At the Assembly Transportation Meeting on February 26th, the public was allowed four minutes to comment about the status of the High-Speed Rail Project. By the way, not each person but all of them. Luckily there were only 5 people to share the four minutes.
But the Assembly Transportation chair, Assembly member Bonnie Lowenthal, sent notices about the high-speed rail meeting update meeting in advance saying it would only last one hour. During the meeting, Lowenthal reminded the Committee more than once that while it was their job to provide oversight for the High-Speed Rail project, they didn’t want to rehash issues and were looking forward since the legislature had voted to fund the project.
New Assembly member Jim Patterson from Fresno had many questions of High-Speed Rail Authority’s CEO, Jeff Morales. He asked, what the contingency plan was if Congress didn’t grant more money for the project. Morales replied that they never move forward without having all the money for a segment and it has to have independent utility.
Comment: The Initial Construction Section is not the full segment required in AB 3034-only the Initial Operating Segment South is the complete useable segment and the Authority is approximately $25 billion short.
Independent Utility is not a requirement of the state, it is a federal requirement. The state requirement is that a high-speed rail system be built and what is proposed to be built is only tracks. The federal government’s requirement for the use of grant funds is if needed, the Amtrak service can shift over and use the tracks that are being built in the Central Valley. This supposed to cut 45 minutes off the current time of their service. A huge investment for something very controversial since it may cut current service such as in Hanford and the ticket price will increase greatly.

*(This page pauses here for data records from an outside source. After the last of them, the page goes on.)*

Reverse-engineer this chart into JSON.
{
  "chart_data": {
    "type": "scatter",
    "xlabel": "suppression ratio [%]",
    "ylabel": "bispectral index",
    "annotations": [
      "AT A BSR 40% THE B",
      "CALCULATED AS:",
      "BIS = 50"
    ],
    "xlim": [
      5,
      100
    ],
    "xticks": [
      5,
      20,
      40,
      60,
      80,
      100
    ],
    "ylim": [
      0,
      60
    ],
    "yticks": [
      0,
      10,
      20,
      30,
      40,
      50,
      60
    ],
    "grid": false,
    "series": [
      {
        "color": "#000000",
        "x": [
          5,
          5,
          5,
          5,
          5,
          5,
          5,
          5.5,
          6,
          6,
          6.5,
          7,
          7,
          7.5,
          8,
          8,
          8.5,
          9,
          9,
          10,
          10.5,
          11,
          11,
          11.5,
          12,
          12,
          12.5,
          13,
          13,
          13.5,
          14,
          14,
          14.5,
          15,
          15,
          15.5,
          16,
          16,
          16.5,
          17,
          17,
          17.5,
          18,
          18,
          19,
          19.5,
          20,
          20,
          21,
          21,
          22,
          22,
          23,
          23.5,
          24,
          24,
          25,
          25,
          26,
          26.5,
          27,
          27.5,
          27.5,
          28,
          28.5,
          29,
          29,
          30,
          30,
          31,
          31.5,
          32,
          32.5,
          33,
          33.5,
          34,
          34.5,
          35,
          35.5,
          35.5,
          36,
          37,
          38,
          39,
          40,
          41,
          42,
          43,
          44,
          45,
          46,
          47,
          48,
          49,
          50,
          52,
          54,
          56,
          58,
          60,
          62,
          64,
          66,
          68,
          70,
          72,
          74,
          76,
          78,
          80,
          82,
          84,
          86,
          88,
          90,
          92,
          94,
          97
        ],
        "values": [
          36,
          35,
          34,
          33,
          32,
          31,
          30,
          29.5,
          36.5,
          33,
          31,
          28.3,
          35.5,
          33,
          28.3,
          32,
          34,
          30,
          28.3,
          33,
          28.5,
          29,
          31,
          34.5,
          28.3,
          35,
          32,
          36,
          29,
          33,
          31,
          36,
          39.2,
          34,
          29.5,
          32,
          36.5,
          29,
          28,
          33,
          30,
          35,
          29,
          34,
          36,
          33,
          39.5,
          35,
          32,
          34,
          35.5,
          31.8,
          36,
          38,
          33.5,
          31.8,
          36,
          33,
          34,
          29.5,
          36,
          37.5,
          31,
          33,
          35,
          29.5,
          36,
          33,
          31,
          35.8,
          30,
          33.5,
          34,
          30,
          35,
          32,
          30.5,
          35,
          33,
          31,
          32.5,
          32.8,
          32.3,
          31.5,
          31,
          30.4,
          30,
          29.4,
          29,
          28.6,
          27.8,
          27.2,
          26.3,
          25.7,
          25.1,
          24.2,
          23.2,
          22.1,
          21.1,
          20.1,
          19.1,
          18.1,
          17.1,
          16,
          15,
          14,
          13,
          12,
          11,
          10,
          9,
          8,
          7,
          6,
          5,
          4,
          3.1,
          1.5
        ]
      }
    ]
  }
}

When Patterson questioned CEO Morales about where all the private investment was, Jeff Morales said he would send a list of 100 private entities who expressed interest but nothing was nailed down yet.
Assembly member Joan Buchanan quizzed Morales on the question, “Why we are spending a billion dollars on the bookends?” (note links are problematic temporarily on this site, you may have to cut and paste the 6 minute Youtube link)
http://www.youtube.com/watch?v=VfLfvzxNY3M&list=UULpiKaBjaacPw7g5K1nkRXw&index=1
She talked about the use of connectivity funds which has separate funds allocated in Prop 1A and seemed concerned that the state would use high-speed rail funds for commuter rail that would not be high-speed rail. She thought the Caltrain electrification was a good project but thought it would not operate at high-speed. She thought it would be less than half of 220. Morales said it was never planned to go down the peninsula at high-speeds, it will run about 110. Buchanan said she would be amazed if it hit 110 since Bart goes about 70 mph.
Note: High-Speed Trains were set to go down the peninsula at 125 mph. Caltrain is only set at 79 mph in their electrification Environmental Impact Report and while they are being funded as an early high-speed rail project, Caltrain wants to handle electrification as a separate topic and will not discuss high-speed rail other than perhaps in the cumulative impacts portion in the environmental report.
Morales tried to differentiate between connectivity funding and high-speed rail funding. He said connectivity funding is specifically designated to agencies by a formula and those transit systems feed into high-speed rail. Morales explains that it is different with Caltrain since electrification is a stage one, first part of the high-speed rail network in the peninsula and high-speed trains will eventually operate on the same infrastructure.
What he did not say was that Caltrain was also allocated connectivity funds of approximately $42 million dollars so they use both types of funding.
Ms. Buchanan asks Morales “Are you worried at all that you are going to have a challenge that you are spending on high-speed rail on the connection between San Francisco and High-Speed rail and not actually on high-speed rail. I don’t know how we look at that as high-speed rail. I look at that as connectivity. “
She said she is questioning the limitation in Prop 1A and what it said the money was for. Obviously Morales did not satisfy her questions on that subject.
Buchanan also asked about the 2 hours and forty minute requirement in Prop 1A and if it was achievable. Morales said the requirement in the law says that the system will be “designed to achieve” those travel times. Morales added that “the chief engineer has looked at that question and signed off that yes we can meet those requirements.” See the initial reaction to that Authority generated memo created because of a public records request.http://www.examiner.com/article/the-little-train-that-could-truth-or-fiction
Again notice the words, “designed to achieve.” It does not mean in real life the train will go that fast, it means the train will be capable of going that fast….someday…maybe.
The chair closed the committee’s comments and said there were just a few minutes for public comments since she had the room for just an hour. There was 4 minutes left to be exact for people to speak.
Eric Christen for the Coalition for Fair Employment in Construction asked for another minute considering this is a $68 billion dollar project. But the chair, Bonnie Lowenthal, was firm and would not give a moment more 38 minutes later, after the Assembly meeting was over, no one had entered the room for another meeting.